China's macroeconomic indicators are expected to improve as its economy reopens with downward risks remaining to be tamed, according to economists.
A customer purchases beverage in Jiangbei district of Chongqing, southwest China, March 23, 2020. [Photo/Xinhua]
The Chinese economic activity data for March is expected to improve as factories reopened and some workers returned to cities to work after the extended break caused by COVID-19, said a research note by Katrina Ell, an economist with Moody's Analytics, on Thursday.
Though there is a wide confidence interval around China's economic growth outlook, "we expect growth to begin recovering in the second half and continuing next year, albeit at below prior expected rates," Peter Perkins, founding partner of macroeconomic research firm MRB Partners, said on Friday.
Corporate earnings for Asia excluding Japan would manage to expand 1 percent in 2020 while the earnings in developed economies would fall by 26 percent this year, according to a recent report by Swiss multinational investment bank UBS AG.
Still, the Chinese economy is far from returning to pre-COVID-19 levels as consumption remains subdued and supply chain continues to be in disarray, said Ell.
With the spread of COVID-19 globally, manufacturing and exports would remain subdued even if the virus is contained continuously in China, Ell added.
While the Chinese economy is already in recovery mode, the big uncertainty is the extent to which it can be re-opened on a sustained basis, said Perkins in an interview with Xinhua.
Sectors of the Chinese economy will remain significantly constrained for some time, notably those where people congregate in close proximity, said Perkins.
Perkins said that many export-oriented sectors will be hampered by weak demand in end markets, including the United States, Europe and much of Asia.

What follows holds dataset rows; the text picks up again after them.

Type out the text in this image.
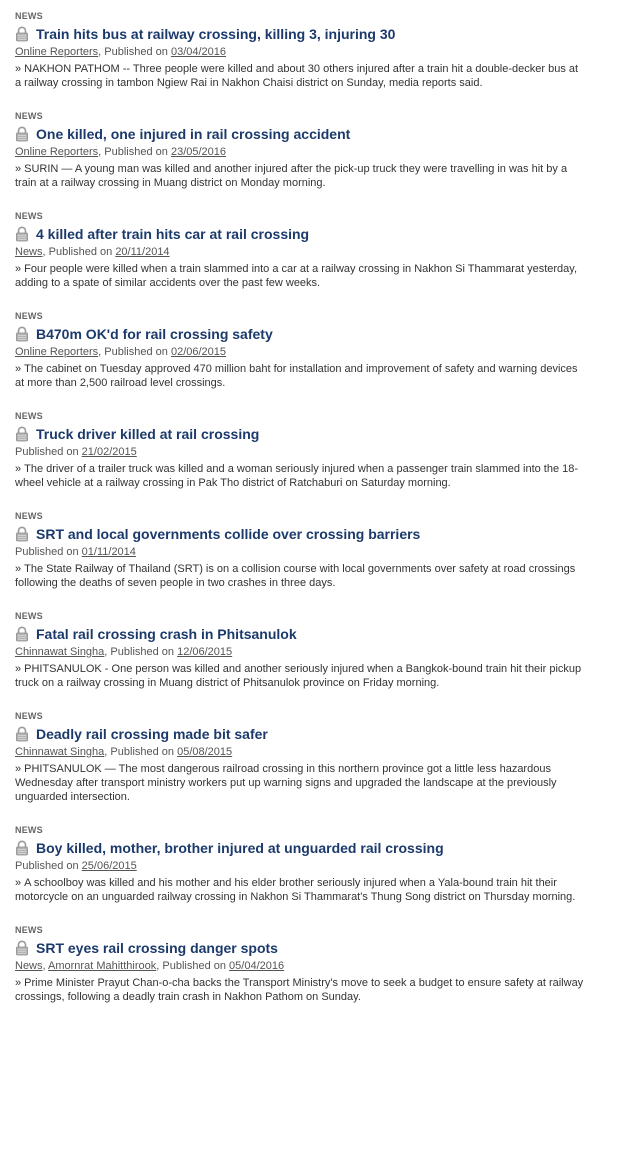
NEWS
Train hits bus at railway crossing, killing 3, injuring 30
Online Reporters, Published on 03/04/2016
» NAKHON PATHOM -- Three people were killed and about 30 others injured after a train hit a double-decker bus at a railway crossing in tambon Ngiew Rai in Nakhon Chaisi district on Sunday, media reports said.
NEWS
One killed, one injured in rail crossing accident
Online Reporters, Published on 23/05/2016
» SURIN — A young man was killed and another injured after the pick-up truck they were travelling in was hit by a train at a railway crossing in Muang district on Monday morning.
NEWS
4 killed after train hits car at rail crossing
News, Published on 20/11/2014
» Four people were killed when a train slammed into a car at a railway crossing in Nakhon Si Thammarat yesterday, adding to a spate of similar accidents over the past few weeks.
NEWS
B470m OK'd for rail crossing safety
Online Reporters, Published on 02/06/2015
» The cabinet on Tuesday approved 470 million baht for installation and improvement of safety and warning devices at more than 2,500 railroad level crossings.
NEWS
Truck driver killed at rail crossing
Published on 21/02/2015
» The driver of a trailer truck was killed and a woman seriously injured when a passenger train slammed into the 18-wheel vehicle at a railway crossing in Pak Tho district of Ratchaburi on Saturday morning.
NEWS
SRT and local governments collide over crossing barriers
Published on 01/11/2014
» The State Railway of Thailand (SRT) is on a collision course with local governments over safety at road crossings following the deaths of seven people in two crashes in three days.
NEWS
Fatal rail crossing crash in Phitsanulok
Chinnawat Singha, Published on 12/06/2015
» PHITSANULOK - One person was killed and another seriously injured when a Bangkok-bound train hit their pickup truck on a railway crossing in Muang district of Phitsanulok province on Friday morning.
NEWS
Deadly rail crossing made bit safer
Chinnawat Singha, Published on 05/08/2015
» PHITSANULOK — The most dangerous railroad crossing in this northern province got a little less hazardous Wednesday after transport ministry workers put up warning signs and upgraded the landscape at the previously unguarded intersection.
NEWS
Boy killed, mother, brother injured at unguarded rail crossing
Published on 25/06/2015
» A schoolboy was killed and his mother and his elder brother seriously injured when a Yala-bound train hit their motorcycle on an unguarded railway crossing in Nakhon Si Thammarat's Thung Song district on Thursday morning.
NEWS
SRT eyes rail crossing danger spots
News, Amornrat Mahitthirook, Published on 05/04/2016
» Prime Minister Prayut Chan-o-cha backs the Transport Ministry's move to seek a budget to ensure safety at railway crossings, following a deadly train crash in Nakhon Pathom on Sunday.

"We expect China to largely return to work in the coming weeks, but face a very bad external-demand environment as other economies experience a longer version of China's one-month shutdown," said a recent research note by Bank of America Global Research.
Ell said that China's recovery from the worst of novel coronavirus outbreak will have positive spillovers for the Asian region as it is the largest trading partner of most economies in Asia.
Countries in Asia have shown others how to respond to the COVID-19 crisis effectively, according to Bank of America Global Research.
"Both policymakers and the public in many economies have not learned the lesson from China: the most effective policy is a quick and strict lockdown," the research note added.
Ell expected the U.S. economy would contract by 5.2 percent in 2020 following a 2.3-percent growth in 2019. The shrinkage of the U.S. economy is problematic as a high proportion of Asian-produced goods has the United States as a final source of demand, said Ell.
Albeit mindful of risks, the base-case scenario is that global growth will resume in the second half of 2020, said Perkins.
The increase in the total and active COVID-19 cases is slowing in various European countries, indicating that countermeasures have been effective, and a gradual re-opening of the economy could soon begin, noted Perkins.
Still, Bank of America Global Research has revised its forecast for world economic growth to -2.7 percent from 0.3 percent, citing the lack of effective policy response to control the spread of coronavirus in developed markets and some emerging markets.